Complete step by step solution:
According to Bohr’s second postulate of quantization,
$m{v_n}{r_n} = n\dfrac{h}{{2\pi }}$
On squaring both sides, we have
$ \Rightarrow {m^2}{v_n}^2{r_n}^2 = \dfrac{{{n^2}{h^2}}}{{4{\pi ^2}}}$ ……………….(i)
Now we know that the Centripetal force is provided by the electrostatic force of attraction then the equation is given by,
$\dfrac{{m{v^2}}}{r} = \dfrac{{{e^2}}}{{4\pi {\varepsilon _0}{r^2}}}$ ……………..(ii)
From equation (i) put value of ${v_n}$ in equation (ii), we have
$ \Rightarrow \dfrac{{m{n^2}{h^2}}}{{4{\pi ^2}{m^2}{r_n}^3}} = \dfrac{{{e^2}}}{{4\pi {\varepsilon _0}{r_n}^2}}$
On further solving we have
\[ \Rightarrow {r_n} = \dfrac{{{n^2}{h^2}{\varepsilon _0}}}{{\pi m{e^2}}}\]
This is the expression for radius of n^th electron orbit.

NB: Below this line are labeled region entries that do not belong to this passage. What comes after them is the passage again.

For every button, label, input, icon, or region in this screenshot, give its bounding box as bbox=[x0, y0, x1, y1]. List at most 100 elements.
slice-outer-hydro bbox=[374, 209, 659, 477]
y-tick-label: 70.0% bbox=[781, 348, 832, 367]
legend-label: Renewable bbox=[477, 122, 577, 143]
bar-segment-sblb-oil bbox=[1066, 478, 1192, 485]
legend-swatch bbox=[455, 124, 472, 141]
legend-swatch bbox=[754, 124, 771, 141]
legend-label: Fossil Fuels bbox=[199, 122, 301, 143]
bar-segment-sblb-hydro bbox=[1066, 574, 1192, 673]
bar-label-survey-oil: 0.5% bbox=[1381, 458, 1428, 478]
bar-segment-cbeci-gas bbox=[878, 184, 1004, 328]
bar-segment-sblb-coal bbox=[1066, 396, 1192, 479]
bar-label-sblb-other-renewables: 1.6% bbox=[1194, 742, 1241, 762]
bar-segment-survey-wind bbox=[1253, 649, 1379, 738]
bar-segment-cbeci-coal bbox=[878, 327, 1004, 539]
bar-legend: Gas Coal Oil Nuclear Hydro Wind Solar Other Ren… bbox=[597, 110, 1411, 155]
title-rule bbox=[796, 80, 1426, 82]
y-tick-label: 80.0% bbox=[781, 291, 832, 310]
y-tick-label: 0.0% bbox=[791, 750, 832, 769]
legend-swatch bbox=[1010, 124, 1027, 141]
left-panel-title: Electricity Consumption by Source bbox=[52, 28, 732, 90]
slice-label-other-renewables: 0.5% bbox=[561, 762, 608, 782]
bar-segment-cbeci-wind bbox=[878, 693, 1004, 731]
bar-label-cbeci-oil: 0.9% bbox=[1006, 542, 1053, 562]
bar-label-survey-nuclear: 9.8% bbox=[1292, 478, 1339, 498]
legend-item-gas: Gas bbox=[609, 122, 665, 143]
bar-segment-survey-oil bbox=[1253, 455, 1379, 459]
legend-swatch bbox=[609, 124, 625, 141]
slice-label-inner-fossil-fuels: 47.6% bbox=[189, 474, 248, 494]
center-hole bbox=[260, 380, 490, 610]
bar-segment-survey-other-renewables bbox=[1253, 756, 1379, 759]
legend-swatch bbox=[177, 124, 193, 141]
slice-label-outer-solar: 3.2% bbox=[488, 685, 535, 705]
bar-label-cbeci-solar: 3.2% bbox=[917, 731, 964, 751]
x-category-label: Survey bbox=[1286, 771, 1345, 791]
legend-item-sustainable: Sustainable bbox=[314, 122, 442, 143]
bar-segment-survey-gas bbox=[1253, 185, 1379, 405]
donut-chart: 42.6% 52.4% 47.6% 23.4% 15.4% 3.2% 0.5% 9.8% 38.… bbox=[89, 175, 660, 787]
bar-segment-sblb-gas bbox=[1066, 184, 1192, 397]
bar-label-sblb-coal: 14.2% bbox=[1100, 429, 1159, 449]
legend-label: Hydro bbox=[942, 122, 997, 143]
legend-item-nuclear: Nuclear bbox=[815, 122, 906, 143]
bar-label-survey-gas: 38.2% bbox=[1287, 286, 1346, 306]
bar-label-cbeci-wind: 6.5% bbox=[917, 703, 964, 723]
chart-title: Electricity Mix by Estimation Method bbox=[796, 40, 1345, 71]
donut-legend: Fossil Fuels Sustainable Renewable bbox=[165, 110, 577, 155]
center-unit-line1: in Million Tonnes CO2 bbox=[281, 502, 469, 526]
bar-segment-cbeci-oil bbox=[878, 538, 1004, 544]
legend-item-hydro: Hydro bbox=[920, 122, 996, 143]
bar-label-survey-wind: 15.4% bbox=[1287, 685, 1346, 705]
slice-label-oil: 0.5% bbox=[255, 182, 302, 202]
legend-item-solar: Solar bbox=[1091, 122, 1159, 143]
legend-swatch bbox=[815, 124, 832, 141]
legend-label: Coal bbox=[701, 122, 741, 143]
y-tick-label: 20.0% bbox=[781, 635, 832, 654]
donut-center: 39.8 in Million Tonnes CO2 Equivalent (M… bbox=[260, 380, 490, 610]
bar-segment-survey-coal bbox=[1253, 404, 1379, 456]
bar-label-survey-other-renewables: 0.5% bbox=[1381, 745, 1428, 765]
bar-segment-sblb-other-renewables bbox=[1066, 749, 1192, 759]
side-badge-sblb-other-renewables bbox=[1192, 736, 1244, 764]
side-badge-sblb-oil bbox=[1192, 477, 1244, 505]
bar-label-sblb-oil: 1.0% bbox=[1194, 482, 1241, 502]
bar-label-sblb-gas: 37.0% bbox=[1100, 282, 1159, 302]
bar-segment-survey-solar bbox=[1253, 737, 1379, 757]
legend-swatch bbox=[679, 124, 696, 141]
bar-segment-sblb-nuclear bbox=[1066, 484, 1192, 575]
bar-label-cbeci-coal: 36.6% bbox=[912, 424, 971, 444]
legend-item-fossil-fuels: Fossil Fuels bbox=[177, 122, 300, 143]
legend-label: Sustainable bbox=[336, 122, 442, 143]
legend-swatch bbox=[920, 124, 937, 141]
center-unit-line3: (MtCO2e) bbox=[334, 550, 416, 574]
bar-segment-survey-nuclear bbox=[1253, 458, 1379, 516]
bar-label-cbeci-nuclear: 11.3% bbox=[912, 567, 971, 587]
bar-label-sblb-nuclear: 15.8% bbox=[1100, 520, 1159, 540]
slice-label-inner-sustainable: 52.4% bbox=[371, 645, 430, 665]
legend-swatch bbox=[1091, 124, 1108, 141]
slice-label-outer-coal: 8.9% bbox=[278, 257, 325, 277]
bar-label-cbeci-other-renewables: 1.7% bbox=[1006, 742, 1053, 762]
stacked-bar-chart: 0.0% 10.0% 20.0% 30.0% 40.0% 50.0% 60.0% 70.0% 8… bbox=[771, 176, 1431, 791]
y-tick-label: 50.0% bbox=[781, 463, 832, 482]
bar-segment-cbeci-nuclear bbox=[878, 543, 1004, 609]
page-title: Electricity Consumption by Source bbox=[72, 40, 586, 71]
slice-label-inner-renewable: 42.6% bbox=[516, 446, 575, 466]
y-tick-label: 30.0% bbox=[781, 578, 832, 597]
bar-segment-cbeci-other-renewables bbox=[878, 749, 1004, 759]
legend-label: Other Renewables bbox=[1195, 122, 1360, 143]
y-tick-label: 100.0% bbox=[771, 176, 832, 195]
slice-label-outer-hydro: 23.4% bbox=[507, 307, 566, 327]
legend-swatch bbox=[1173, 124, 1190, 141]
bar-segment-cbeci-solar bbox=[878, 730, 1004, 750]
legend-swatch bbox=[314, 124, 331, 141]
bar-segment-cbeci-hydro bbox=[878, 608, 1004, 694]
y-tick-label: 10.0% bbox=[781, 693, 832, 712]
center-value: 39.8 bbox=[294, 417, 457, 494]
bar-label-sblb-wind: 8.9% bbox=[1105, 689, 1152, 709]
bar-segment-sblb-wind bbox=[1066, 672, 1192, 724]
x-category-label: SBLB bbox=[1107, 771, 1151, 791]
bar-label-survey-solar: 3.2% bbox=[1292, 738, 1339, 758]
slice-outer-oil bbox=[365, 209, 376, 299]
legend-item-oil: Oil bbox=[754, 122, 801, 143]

Now we know that the Bohr’s radius is the radius of the innermost orbit.
Hence, by putting $n = 1$ in the above equation we get the expression for Bohr’s radius.
${r_1} = \dfrac{{{h^2}{\varepsilon _0}}}{{\pi m{e^2}}}$
This is the expression for Bohr’s radius

Note:According to the Bohr’s third postulate, an electron can transition from a non-radiating orbit to another of a lower energy level. In doing so, a photon is emitted whose energy is equal to the energy difference between the two states.
When the electron is revolving in an orbit closest to the nucleus, the energy of the atom is the least or has the largest negative value.